Are there faster methods?
The Floyd-Warshall algorithm for computing the shortest path between all pairs of nodes in a weighted graph can be applied to compute transitive closure.
The advantages of representing relations in matrix form and extending that representation to graphs through the adjacency matrix should now be clear.
These interchangable representations let us consider solutions from a number of domains.

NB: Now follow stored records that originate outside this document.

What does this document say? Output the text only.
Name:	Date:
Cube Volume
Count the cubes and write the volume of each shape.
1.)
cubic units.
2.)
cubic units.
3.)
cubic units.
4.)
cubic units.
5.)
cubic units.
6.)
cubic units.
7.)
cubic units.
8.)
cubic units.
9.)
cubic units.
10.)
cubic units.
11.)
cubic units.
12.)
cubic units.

Floyd-Warshall runs in $O(n^3)$, for $n$-node networks.
We don't really care about knowing weights for transitive closure, nonetheless, knowing the cheapest path through a network is a nice insight to have for many data sets.
Floyd-Warshall achieves its $O(n^3)$ performance using a programming technique called dynamic programming, which breaks computations into overlapping steps.
The algorith inspects paths of increasing length between each node and keeps track of the shortest one.
Keeping the record of prior computations is the key feature of dynamic programming that helps avoid recomputing known results.
Inspecting each of the $n^2$ node pairs in the graph $n$ times, one for each increase in path length, keeps the performance bound at O(n^3).
Because it finds the shortest path between all pairs, we end up with a complete set of paths across the graph at the end of the compution.
That is, we now have the full transitive closure in O(n^3) operations.
This is a clear improvement over using fast matrix multiplication for transitive closure.

What if we just want to compose a limited number of relations, like we did with the friends of friends.
We know even the fastest matrix multiply method will still require operations in the order of $O(n^{2.373})$.

Is this the best we can do?

Let's revisit the earlier observation that we are working with logical matrices.
Is it possible to leverage Boolean matrix multiplication as a performance advantage?

We can rewrite our left-side matrix of the multiplication as set of rows that just records the postion of the ones in that row.
We then step through each element of these these $i$ rows and inspect the corresponding element for its position $k$ in the right side matrix in cell $k,j$.
If the we find a $1$ in that position then we know there is a path between these elements.
We found one path so we don't need to do any more work. 
We set the value of the entry in the solution matrix to $1$.
We can then move on to the next row.
If we don't find a $1$ we keep going until we run out of entries in the second matrix to inspect.
If no ones occured, then the result matrix entry is set to $0$.
There are no paths between these elements.
The expected run time of this algorithms for most matrices is $O(n^2)$.
The are worst case peformance of $O(n^3)$ but that's not any worse than the solutions above.

This gives us an $O(n^2)$ algorithm for computing paths between nodes.
This means we could compute the friend of a friend relation for a one-million person social network in same time it would take to compute the relation for a 10,000 person network had we used naive matrix multiplication.
That's a huge increase in the size of networks we can explore.

There's a lot of value in thinking about perfomance when working with computers.